Beralih ke sepasang pengantin baru yang kini berdiri berdampingan di atas altar. Gajendra dan Ghania. Keduanya tampak serasi dengan balutan gaun dan tuxedo yang berwarna senada. Paras tampan dan cantik mereka juga menjadi poin utama.
“Buck up,” pinta Jendra, sapaan akrabnya, kepada Ghania yang sedari tadi enggan untuk menebar kebahagiaan melalui senyumnya. Ia meminta istri cantiknya untuk tersenyum.
“Lo masih bisa nyuruh gue senyum disaat gue tertekan begini?” balas Ghania berbisik dengan nada sinis.
“Enggak.”
“Yes you are!”
Jendra terkekeh pelan kemudian melingkarkan lengannya pada pinggang istri sahnya. Tindakannya itu langsung mendapat protesan keras dari Ghania yang melotot tajam. Dengan santai, Jendra berkata, “Lo yang kasih gue kesempatan buat nikahin lo. Sekarang gue suami lo. Get the drift?”
“Motherf**ker!”
Meskipun pernikahan mereka terjadi karena perjodohan, Jendra tidak pernah menganggap hal itu sebagai cobaan hidup, karena ia sudah mengenal Ghania sejak lama dan memiliki perasaan pada gadis itu. Beda halnya dengan Ghania yang sangat membenci Jendra. Alasan Ghania membenci Jendra cukup klasik. Ghania tidak suka Gajendra Raksa Dhananjaya yang sok kecakepan dan terang-terangan mengejar cintanya.
Rasya, cucu perempuan satu-satunya di keluarga Dhananjaya naik ke atas mistar, menemui sepupu dan sepupu iparnya. “Kak, Kakek udah kasih izin kalo lo mau istirahat,” ucapnya pada Ghania.
“Thanks, Sya.”
Rasya menganggukkan kepalanya dan tersenyum manis. Ketika Rasya dan Ghania hendak pergi, ada tamu yang mendatangi mereka.

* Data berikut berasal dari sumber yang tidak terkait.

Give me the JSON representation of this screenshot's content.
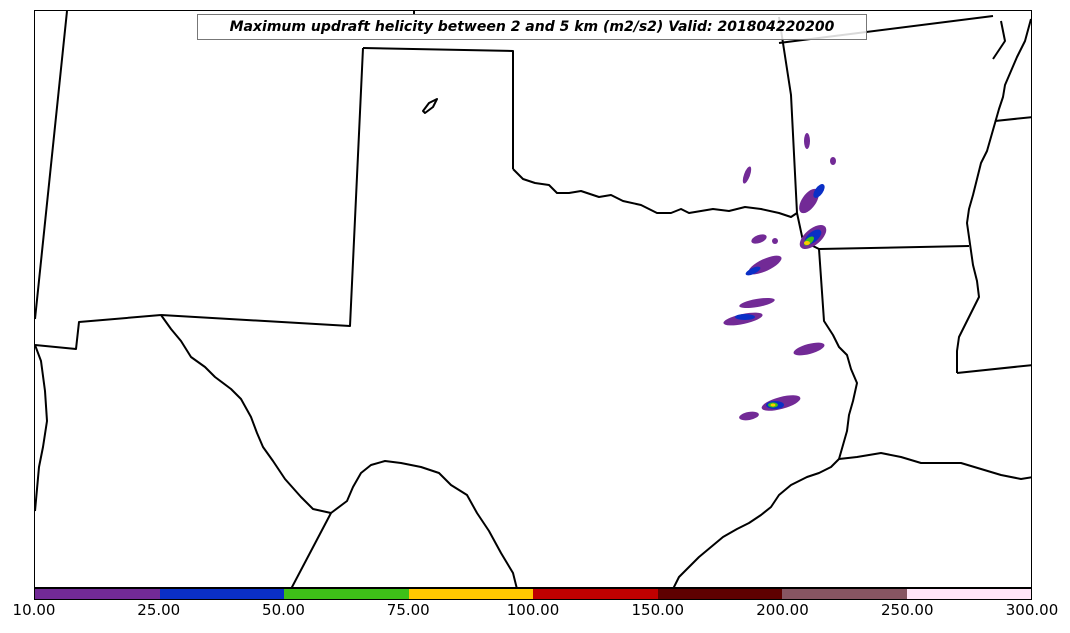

Membuat kedua perempuan itu mengurungkan niatnya.
“Wow couple of the year kita udah sah aja nih.” Sanjungan itu dari Abbas, salah satu sahabat Jendra yang juga bekerja di Dhananjaya Corp.

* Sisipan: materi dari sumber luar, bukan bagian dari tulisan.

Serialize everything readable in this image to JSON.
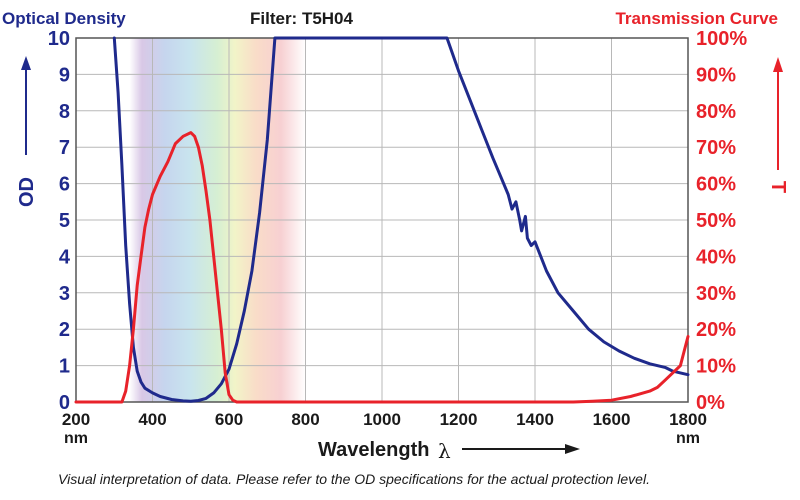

Jendra meraih tangan kanan Ghania, kemudian mengangkatnya tinggi-tinggi. Ia ingin memperlihatkan kepada teman-temannya kalau kini Ghania sudah resmi menjadi milik Gajendra Raksa Dhananjaya.
“Happy for you,” ucap Erlan. Laki-laki itu juga sahabat Jendra, tetapi tidak bekerja di bawah Dhananjaya Corp.

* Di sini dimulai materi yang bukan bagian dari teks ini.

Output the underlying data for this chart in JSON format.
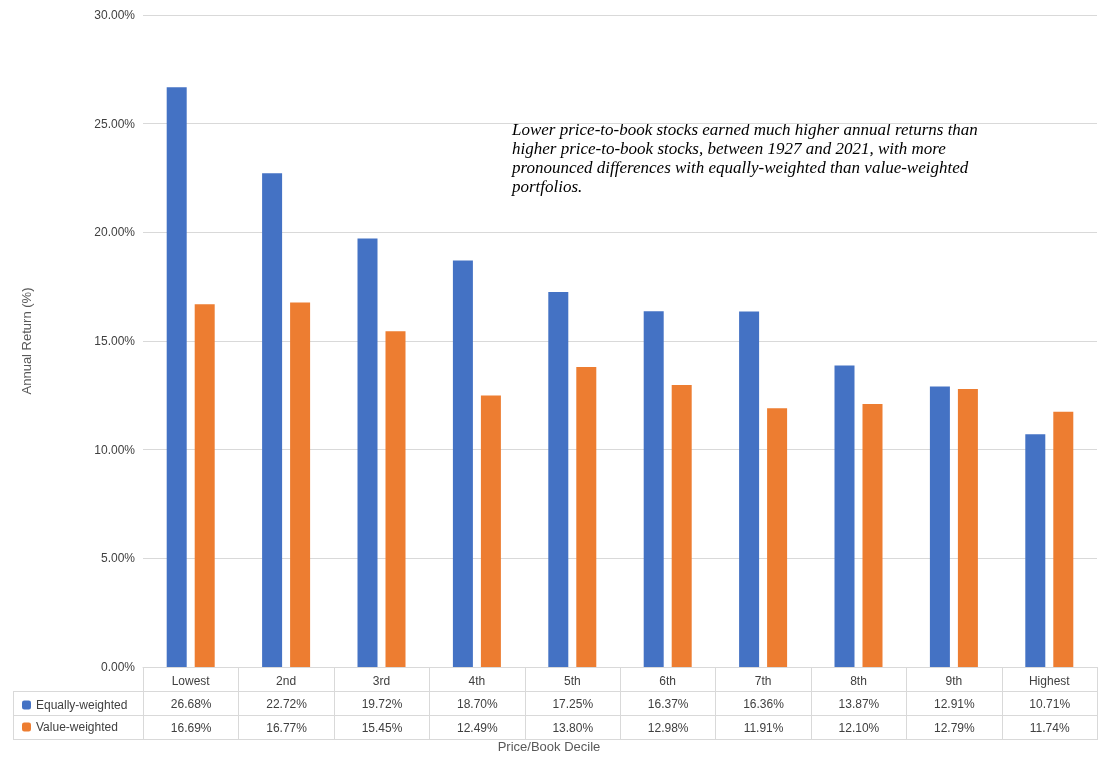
{
  "chart_data": {
    "type": "bar",
    "xlabel": "Price/Book Decile",
    "ylabel": "Annual Return (%)",
    "annotations": [
      "Lower price-to-book stocks earned much higher annual returns than higher price-to-book stocks, between 1927 and 2021, with more pronounced differences with equally-weighted than value-weighted portfolios."
    ],
    "categories": [
      "Lowest",
      "2nd",
      "3rd",
      "4th",
      "5th",
      "6th",
      "7th",
      "8th",
      "9th",
      "Highest"
    ],
    "series": [
      {
        "name": "Equally-weighted",
        "color": "#4472c4",
        "values": [
          26.68,
          22.72,
          19.72,
          18.7,
          17.25,
          16.37,
          16.36,
          13.87,
          12.91,
          10.71
        ],
        "value_labels": [
          "26.68%",
          "22.72%",
          "19.72%",
          "18.70%",
          "17.25%",
          "16.37%",
          "16.36%",
          "13.87%",
          "12.91%",
          "10.71%"
        ]
      },
      {
        "name": "Value-weighted",
        "color": "#ed7d31",
        "values": [
          16.69,
          16.77,
          15.45,
          12.49,
          13.8,
          12.98,
          11.91,
          12.1,
          12.79,
          11.74
        ],
        "value_labels": [
          "16.69%",
          "16.77%",
          "15.45%",
          "12.49%",
          "13.80%",
          "12.98%",
          "11.91%",
          "12.10%",
          "12.79%",
          "11.74%"
        ]
      }
    ],
    "ylim": [
      0,
      30
    ],
    "yticks": [
      {
        "value": 0,
        "label": "0.00%"
      },
      {
        "value": 5,
        "label": "5.00%"
      },
      {
        "value": 10,
        "label": "10.00%"
      },
      {
        "value": 15,
        "label": "15.00%"
      },
      {
        "value": 20,
        "label": "20.00%"
      },
      {
        "value": 25,
        "label": "25.00%"
      },
      {
        "value": 30,
        "label": "30.00%"
      }
    ],
    "grid": "y",
    "legend": "bottom left"
  }
}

“Thanks.” Jendra tersenyum semringah. Kemudian Jendra menyuruh Ghania untuk beristirahat lebih dulu dan ia akan menyelesaikan pesta ini sendiri. “I catch up to you,” katanya pada Ghania yang hendak pergi bersama Rasya.
“Udah jangan dilihatin terus, bini lo nggak akan kabur, Jen,” kata Erlan sembari merangkul sahabatnya itu yang terus melihat Ghania yang berjalan menjauh.
Jendra terkekeh pelan dan mengajak dua sahabatnya itu untuk menikmati segelas minuman berwarna merah yang tersedia di atas meja bundar. Mereka mendentingkan gelas sebelum menenggaknya.
“Kerjaan lo buat dua minggu ke depan udah gue rekap. Lo mau berangkat honeymoon tanggal berapa?” Abbas bertanya. Yap, ia adalah sekretaris pribadi Jendra. Semua pekerjaan yang dilakukan oleh Jendra ia juga turut andil. Kalau tidak ada Abbas, Jendra tidak bisa bekerja. Jadi, peran Abbas di hidup Jendra cukup penting.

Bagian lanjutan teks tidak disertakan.